Studios, exhibitors and filmmakers are arguing about the future of the business, and whether people in coming years will be more likely to watch movies in theaters or in increasingly sophisticated home setups mimicking the quality, immediacy and, perhaps, cost, of today’s theatrical experience.
Last week, four studios — Sony Pictures Entertainment, 20th Century Fox, Universal Pictures, and Warner Brothers — took the first step in their arrangement with DirecTV to release films two months after their theatrical release.
The first premium on-demand offering came on Thursday, as DirecTV offered Sony’s “Just Go With It,” with Jennifer Aniston and Adam Sandler, for $30. Two dozen filmmakers, including James Cameron and Peter Jackson, fired back with an open letter criticizing the experiment as a threat to theaters.
The fight separated allies who had recently joined to spend billions of dollars to upgrade theaters for digital and 3-D projection, and had used their combined political might to thwart proposed trading in a financial exchange based on box office revenue.
The rift underscores how little Mr. Dodd or anyone else can do to buffer the jolts in a film business where the greatest challenges are not the labor disputes or public policy battles that were wrangled by past Hollywood statesmen like the MCA chairman Lew R. Wasserman or the long-serving M.P.A.A. chief Jack Valenti.
Rather, the greatest challenges are philosophical and include business choices largely outside the reach of a trade association, which is limited by antitrust law from interfering in decisions that are really about business rather than public policy — hence Mr. Dodd’s unaccustomed restraint. In fact, the difficulties facing the industry are likely to become tougher as film companies feel their way toward a digital future that is only beginning to unfold.
“What’s really going on is that the architecture of the industry is changing,” said Jeff Berg, chairman of the International Creative Management agency.
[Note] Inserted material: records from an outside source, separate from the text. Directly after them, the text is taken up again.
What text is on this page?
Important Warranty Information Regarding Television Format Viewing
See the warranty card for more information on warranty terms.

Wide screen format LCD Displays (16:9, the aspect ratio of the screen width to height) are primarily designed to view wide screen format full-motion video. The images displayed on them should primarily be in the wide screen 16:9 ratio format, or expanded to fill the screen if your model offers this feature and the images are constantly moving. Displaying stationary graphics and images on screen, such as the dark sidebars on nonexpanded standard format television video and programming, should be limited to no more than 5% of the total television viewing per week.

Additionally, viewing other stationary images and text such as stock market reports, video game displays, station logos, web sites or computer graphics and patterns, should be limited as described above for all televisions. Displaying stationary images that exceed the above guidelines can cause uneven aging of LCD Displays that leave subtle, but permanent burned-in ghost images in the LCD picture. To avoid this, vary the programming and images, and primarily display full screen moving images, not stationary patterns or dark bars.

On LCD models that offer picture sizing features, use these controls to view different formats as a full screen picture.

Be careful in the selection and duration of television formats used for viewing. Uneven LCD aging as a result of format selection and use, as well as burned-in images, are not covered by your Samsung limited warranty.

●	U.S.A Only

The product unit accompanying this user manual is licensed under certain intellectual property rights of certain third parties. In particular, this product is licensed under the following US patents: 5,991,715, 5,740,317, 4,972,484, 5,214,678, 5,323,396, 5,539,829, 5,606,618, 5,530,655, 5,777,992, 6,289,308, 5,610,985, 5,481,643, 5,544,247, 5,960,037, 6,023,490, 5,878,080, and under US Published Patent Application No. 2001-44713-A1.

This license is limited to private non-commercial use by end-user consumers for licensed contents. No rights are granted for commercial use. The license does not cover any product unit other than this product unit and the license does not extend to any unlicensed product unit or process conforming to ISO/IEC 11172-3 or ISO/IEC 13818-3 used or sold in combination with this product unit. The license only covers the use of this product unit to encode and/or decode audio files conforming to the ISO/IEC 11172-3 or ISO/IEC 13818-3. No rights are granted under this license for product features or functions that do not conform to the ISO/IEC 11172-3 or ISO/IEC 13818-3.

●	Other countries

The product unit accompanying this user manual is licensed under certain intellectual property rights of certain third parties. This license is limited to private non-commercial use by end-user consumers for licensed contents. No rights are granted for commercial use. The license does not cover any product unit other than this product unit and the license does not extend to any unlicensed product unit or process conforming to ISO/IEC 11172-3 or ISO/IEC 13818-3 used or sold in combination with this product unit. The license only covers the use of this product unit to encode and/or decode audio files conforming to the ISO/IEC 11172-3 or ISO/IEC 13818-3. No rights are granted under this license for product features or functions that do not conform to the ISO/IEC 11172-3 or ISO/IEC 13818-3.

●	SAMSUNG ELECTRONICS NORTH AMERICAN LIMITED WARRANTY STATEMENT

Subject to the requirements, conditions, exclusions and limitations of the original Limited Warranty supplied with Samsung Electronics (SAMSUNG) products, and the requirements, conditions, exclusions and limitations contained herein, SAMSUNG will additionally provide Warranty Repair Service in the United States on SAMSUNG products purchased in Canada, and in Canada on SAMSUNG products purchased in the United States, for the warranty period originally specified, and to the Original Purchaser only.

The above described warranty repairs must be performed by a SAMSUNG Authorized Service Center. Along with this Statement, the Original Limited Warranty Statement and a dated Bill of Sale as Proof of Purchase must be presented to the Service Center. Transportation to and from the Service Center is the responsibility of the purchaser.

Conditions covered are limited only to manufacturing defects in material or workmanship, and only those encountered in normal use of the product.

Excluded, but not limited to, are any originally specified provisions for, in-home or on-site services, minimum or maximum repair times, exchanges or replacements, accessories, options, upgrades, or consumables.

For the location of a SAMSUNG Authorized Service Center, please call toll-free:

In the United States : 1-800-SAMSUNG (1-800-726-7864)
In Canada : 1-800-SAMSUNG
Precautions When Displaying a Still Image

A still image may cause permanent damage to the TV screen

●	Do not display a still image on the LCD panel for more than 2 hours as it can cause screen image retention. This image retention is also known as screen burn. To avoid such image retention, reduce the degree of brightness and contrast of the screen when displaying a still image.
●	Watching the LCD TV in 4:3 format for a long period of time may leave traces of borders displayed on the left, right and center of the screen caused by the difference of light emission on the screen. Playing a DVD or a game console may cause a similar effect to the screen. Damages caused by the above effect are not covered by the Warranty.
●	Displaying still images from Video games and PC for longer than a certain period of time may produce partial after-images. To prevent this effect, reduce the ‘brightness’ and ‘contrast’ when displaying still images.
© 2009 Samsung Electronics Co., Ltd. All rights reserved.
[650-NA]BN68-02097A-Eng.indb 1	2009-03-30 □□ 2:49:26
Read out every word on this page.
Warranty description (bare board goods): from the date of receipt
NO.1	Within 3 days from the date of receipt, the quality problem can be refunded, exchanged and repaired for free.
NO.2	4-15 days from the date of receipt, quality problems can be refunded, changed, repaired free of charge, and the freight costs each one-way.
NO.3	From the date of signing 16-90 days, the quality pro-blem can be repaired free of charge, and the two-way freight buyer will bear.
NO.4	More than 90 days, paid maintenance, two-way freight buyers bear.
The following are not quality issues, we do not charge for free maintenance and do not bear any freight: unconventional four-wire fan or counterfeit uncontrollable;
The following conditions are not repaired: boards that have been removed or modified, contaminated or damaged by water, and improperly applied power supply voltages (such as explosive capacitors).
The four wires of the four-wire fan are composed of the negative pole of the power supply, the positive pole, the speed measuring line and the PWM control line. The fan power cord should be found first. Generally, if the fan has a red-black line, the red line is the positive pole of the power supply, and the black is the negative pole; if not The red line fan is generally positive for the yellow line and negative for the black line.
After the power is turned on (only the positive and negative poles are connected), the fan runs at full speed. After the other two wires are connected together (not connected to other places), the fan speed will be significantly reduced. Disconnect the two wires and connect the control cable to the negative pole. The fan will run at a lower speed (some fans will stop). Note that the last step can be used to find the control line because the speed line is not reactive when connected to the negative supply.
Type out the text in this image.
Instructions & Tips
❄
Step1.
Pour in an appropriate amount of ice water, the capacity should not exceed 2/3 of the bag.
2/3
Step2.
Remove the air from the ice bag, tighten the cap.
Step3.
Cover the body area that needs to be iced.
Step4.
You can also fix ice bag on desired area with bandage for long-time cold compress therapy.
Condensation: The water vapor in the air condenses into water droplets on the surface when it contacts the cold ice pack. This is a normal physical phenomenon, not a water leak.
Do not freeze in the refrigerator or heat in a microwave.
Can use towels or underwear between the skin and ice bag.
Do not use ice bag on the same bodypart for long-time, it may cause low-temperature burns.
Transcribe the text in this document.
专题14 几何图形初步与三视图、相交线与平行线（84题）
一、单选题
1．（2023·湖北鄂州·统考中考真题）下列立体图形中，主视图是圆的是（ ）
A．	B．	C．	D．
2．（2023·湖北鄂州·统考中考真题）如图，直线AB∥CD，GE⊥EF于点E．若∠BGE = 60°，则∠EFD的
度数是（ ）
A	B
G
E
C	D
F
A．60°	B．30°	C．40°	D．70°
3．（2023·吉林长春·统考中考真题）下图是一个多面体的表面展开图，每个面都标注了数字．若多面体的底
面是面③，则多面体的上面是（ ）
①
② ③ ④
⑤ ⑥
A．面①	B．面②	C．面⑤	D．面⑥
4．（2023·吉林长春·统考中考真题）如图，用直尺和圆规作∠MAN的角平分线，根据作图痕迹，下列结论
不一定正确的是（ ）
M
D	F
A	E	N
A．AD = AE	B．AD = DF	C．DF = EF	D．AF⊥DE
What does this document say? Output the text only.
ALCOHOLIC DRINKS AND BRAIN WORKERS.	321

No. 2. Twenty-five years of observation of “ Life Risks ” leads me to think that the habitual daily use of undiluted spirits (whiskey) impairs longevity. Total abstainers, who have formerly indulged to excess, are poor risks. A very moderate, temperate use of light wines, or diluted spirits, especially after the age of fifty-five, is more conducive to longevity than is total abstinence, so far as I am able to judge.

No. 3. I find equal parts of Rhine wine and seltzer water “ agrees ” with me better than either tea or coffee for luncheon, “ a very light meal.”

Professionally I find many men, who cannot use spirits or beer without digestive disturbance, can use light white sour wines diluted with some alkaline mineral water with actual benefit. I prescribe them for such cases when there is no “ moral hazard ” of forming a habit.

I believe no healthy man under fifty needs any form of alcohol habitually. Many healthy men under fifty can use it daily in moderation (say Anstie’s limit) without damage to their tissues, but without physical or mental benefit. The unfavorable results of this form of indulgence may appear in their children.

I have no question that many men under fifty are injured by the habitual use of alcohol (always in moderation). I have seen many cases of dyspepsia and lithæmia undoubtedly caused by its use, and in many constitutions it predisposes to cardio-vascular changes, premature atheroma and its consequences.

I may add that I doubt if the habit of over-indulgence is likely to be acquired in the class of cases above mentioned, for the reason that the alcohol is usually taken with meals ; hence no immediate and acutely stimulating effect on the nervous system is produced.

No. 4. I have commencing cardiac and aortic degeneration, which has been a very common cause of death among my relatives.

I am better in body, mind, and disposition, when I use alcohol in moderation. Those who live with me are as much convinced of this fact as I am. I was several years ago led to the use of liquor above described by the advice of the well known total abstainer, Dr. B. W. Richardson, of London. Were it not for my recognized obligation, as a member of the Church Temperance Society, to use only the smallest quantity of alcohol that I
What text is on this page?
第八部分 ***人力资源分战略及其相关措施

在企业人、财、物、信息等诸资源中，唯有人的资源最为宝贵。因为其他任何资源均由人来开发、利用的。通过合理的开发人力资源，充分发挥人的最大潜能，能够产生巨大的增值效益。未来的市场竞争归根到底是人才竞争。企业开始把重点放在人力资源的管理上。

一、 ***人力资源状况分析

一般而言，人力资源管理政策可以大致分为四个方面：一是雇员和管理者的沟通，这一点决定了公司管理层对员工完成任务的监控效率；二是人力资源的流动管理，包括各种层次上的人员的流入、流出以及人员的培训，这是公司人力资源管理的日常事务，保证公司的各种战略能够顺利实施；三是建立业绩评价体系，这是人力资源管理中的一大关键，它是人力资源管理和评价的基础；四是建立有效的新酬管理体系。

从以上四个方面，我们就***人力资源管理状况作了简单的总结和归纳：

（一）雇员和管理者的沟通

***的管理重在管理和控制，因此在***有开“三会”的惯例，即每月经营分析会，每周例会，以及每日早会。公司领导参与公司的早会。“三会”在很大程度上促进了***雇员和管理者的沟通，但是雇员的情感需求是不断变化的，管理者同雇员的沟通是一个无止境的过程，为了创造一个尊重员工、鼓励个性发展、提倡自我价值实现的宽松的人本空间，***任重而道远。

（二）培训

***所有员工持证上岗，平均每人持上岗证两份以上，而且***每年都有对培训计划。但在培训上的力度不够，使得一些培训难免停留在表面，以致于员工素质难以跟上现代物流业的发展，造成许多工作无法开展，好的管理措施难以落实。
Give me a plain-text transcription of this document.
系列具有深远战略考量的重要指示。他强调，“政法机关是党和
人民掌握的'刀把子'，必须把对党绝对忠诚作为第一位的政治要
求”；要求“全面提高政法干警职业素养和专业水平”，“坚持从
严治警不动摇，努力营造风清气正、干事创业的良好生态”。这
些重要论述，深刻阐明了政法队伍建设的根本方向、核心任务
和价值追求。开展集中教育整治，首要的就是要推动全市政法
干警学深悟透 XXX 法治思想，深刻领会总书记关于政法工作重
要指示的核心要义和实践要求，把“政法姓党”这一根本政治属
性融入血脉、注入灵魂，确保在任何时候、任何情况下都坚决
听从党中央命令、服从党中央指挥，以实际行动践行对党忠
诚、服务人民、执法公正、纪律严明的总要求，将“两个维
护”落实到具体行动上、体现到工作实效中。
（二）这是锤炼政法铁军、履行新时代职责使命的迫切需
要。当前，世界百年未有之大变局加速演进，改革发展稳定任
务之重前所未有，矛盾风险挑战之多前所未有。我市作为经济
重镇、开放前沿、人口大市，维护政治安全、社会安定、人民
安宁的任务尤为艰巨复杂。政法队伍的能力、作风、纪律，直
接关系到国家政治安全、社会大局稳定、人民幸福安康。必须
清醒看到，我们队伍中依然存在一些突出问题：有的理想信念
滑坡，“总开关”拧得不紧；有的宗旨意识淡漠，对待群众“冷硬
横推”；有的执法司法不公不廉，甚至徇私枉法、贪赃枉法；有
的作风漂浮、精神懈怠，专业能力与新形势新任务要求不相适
Speaking by telephone last week, Mr. Berg predicted increasingly rapid waves of change that would overtake the movie business, as companies struggle to replace disappearing DVD revenue with income from both digitally enhanced theaters and new approaches, like so-called digital lockers, that will allow viewers to store films they have paid for in a pirate-proof virtual space that permits repeat viewing.
“There’s a big narrative that’s going to be very disruptive,” Mr. Berg said.
The fierce response by executives from big movie chains like Cinemark, AMC and Regal to the studios’ relatively cautious step with on-demand is clearly more about setting a line for future battles than it is about losing money from an Adam Sandler comedy that left most theaters weeks ago.
“I have not felt this level of concern about a practice of the studios among our members,” said John Fithian, president of the National Association of Theater Owners, which helped organize the filmmakers’ protest letter (in keeping with that association’s view that it can to some extent oppose the plan without violating the antitrust laws that have held back the M.P.A.A.).
Mr. Fithian, also speaking last week, said theater owners had been particularly shocked about the way they learned of the on-demand program: while they were gathered last month at the CinemaCon movie convention in Las Vegas, shortly after Mr. Dodd delivered an address voicing enthusiasm for the moviegoing experience. The report appeared on the Web site of the trade publication Variety.